Bilanz Check In Berufswelt 4000 Schüler besuchen Berufsmessen

Krefeld · Cigdem Bern, Personaldezernentin der Stadt Krefeld, schlägt vor. mehr jugendgerechte Videos von Ausbildungsplätzen anzubieten und trifft damit auf Zustimmung be der Agentur für Arbeit.

 Ein Vertreter des Berufskollegs Kaufmannsschule bekommt von Jürgen Steinmetz (IHK) eine Urkunde überreicht.

Ein Vertreter des Berufskollegs Kaufmannsschule bekommt von Jürgen Steinmetz (IHK) eine Urkunde überreicht.

Foto: Lammertz, Thomas (lamm)

Bei der Krefelder Bilanz der Initiative Check-in Berufswelt an der Gesamtschule Uerdingen war gute Stimmung angesagt. „Ich bin froh, dass wir gemeinsam mit den Schulen, der Stadt, den Ausbildungsbetrieben und allen anderen Akteuren über die Pandemie hinweg durchgehalten haben“, sagte IHK-Hauptgeschäftsführer Jürgen Steinmetz. Diese Hartnäckigkeit habe sich im gesamten IHK-Bezirk Mittlerer Niederrhein ausgezahlt und positiv niedergeschlagen. „Wir haben noch einmal ordentlich zugelegt“, sagte er und ließ Zahlen sprechen. Mit rund 4000 Schülerinnen und Schülern besuchten 550 mehr als im Vorjahr die vier zentralen Veranstaltungen im Mai, davon 1350 allein in Krefeld. Als „schöne Steigerung“ bezeichnete er die 244 Ausbildungsbetriebe, die sich an den zentralen Veranstaltungen beteiligt hatten – 40 mehr als im Vorjahr. In Krefeld nahmen 60 Betriebe teil, sieben mehr als zuvor.

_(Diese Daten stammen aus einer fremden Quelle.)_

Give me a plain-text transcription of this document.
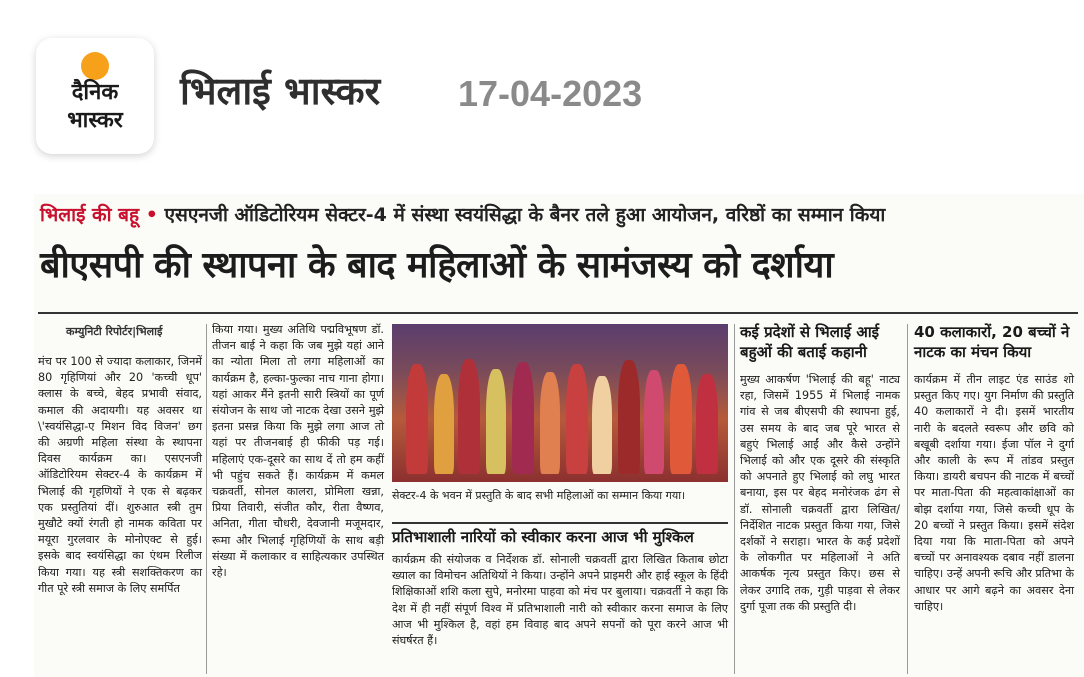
दैनिक
भास्कर
भिलाई भास्कर 17-04-2023
भिलाई की बहू • एसएनजी ऑडिटोरियम सेक्टर-4 में संस्था स्वयंसिद्धा के बैनर तले हुआ आयोजन, वरिष्ठों का सम्मान किया
बीएसपी की स्थापना के बाद महिलाओं के सामंजस्य को दर्शाया
कम्युनिटी रिपोर्टर|भिलाई
मंच पर 100 से ज्यादा कलाकार, जिनमें 80 गृहिणियां और 20 'कच्ची धूप' क्लास के बच्चे, बेहद प्रभावी संवाद, कमाल की अदायगी। यह अवसर था \'स्वयंसिद्धा-ए मिशन विद विजन' छग की अग्रणी महिला संस्था के स्थापना दिवस कार्यक्रम का। एसएनजी ऑडिटोरियम सेक्टर-4 के कार्यक्रम में भिलाई की गृहणियों ने एक से बढ़कर एक प्रस्तुतियां दीं। शुरुआत स्त्री तुम मुखौटे क्यों रंगती हो नामक कविता पर मयूरा गुरलवार के मोनोएक्ट से हुई। इसके बाद स्वयंसिद्धा का एंथम रिलीज किया गया। यह स्त्री सशक्तिकरण का गीत पूरे स्त्री समाज के लिए समर्पित
किया गया। मुख्य अतिथि पद्मविभूषण डॉ. तीजन बाई ने कहा कि जब मुझे यहां आने का न्योता मिला तो लगा महिलाओं का कार्यक्रम है, हल्का-फुल्का नाच गाना होगा। यहां आकर मैंने इतनी सारी स्त्रियों का पूर्ण संयोजन के साथ जो नाटक देखा उसने मुझे इतना प्रसन्न किया कि मुझे लगा आज तो यहां पर तीजनबाई ही फीकी पड़ गई। महिलाएं एक-दूसरे का साथ दें तो हम कहीं भी पहुंच सकते हैं। कार्यक्रम में कमल चक्रवर्ती, सोनल कालरा, प्रोमिला खन्ना, प्रिया तिवारी, संजीत कौर, रीता वैष्णव, अनिता, गीता चौधरी, देवजानी मजूमदार, रूमा और भिलाई गृहिणियों के साथ बड़ी संख्या में कलाकार व साहित्यकार उपस्थित रहे।
सेक्टर-4 के भवन में प्रस्तुति के बाद सभी महिलाओं का सम्मान किया गया।
प्रतिभाशाली नारियों को स्वीकार करना आज भी मुश्किल
कार्यक्रम की संयोजक व निर्देशक डॉ. सोनाली चक्रवर्ती द्वारा लिखित किताब छोटा ख्याल का विमोचन अतिथियों ने किया। उन्होंने अपने प्राइमरी और हाई स्कूल के हिंदी शिक्षिकाओं शशि कला सुपे, मनोरमा पाहवा को मंच पर बुलाया। चक्रवर्ती ने कहा कि देश में ही नहीं संपूर्ण विश्व में प्रतिभाशाली नारी को स्वीकार करना समाज के लिए आज भी मुश्किल है, वहां हम विवाह बाद अपने सपनों को पूरा करने आज भी संघर्षरत हैं।
कई प्रदेशों से भिलाई आई बहुओं की बताई कहानी
मुख्य आकर्षण 'भिलाई की बहू' नाट्य रहा, जिसमें 1955 में भिलाई नामक गांव से जब बीएसपी की स्थापना हुई, उस समय के बाद जब पूरे भारत से बहुएं भिलाई आईं और कैसे उन्होंने भिलाई को और एक दूसरे की संस्कृति को अपनाते हुए भिलाई को लघु भारत बनाया, इस पर बेहद मनोरंजक ढंग से डॉ. सोनाली चक्रवर्ती द्वारा लिखित/निर्देशित नाटक प्रस्तुत किया गया, जिसे दर्शकों ने सराहा। भारत के कई प्रदेशों के लोकगीत पर महिलाओं ने अति आकर्षक नृत्य प्रस्तुत किए। छस से लेकर उगादि तक, गुड़ी पाड़वा से लेकर दुर्गा पूजा तक की प्रस्तुति दी।
40 कलाकारों, 20 बच्चों ने नाटक का मंचन किया
कार्यक्रम में तीन लाइट एंड साउंड शो प्रस्तुत किए गए। युग निर्माण की प्रस्तुति 40 कलाकारों ने दी। इसमें भारतीय नारी के बदलते स्वरूप और छवि को बखूबी दर्शाया गया। ईजा पॉल ने दुर्गा और काली के रूप में तांडव प्रस्तुत किया। डायरी बचपन की नाटक में बच्चों पर माता-पिता की महत्वाकांक्षाओं का बोझ दर्शाया गया, जिसे कच्ची धूप के 20 बच्चों ने प्रस्तुत किया। इसमें संदेश दिया गया कि माता-पिता को अपने बच्चों पर अनावश्यक दबाव नहीं डालना चाहिए। उन्हें अपनी रूचि और प्रतिभा के आधार पर आगे बढ़ने का अवसर देना चाहिए।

Steinmetz weiß aus täglichen Gesprächen mit den IHK-Mitgliedsfirmen um den anhaltenden Fachkräftemangel. „Der Druck in den Betrieben steigt. Seit acht Jahren bei der IHK habe ich es noch nicht erlebt, dass Arbeitgeber so um den Nachwuchs und ihr Personal kämpfen. Heute haben wir deutlich mehr offene Stellen als Bewerber.“ Der Ansturm der 4000 Schülerinnen und Schüler auf die Messestände zeigte an allen vier Standorten, dass das neue Konzept ankommt. Es ermöglicht erheblich mehr Kontakte zwischen Arbeitgebern und Jugendlichen als das frühere Aufsuchen einzelner Betriebe, das immer noch möglich ist. Außerdem durften an den Messetagen auch Praktika und Schnuppertage bei den Betrieben vereinbart werden.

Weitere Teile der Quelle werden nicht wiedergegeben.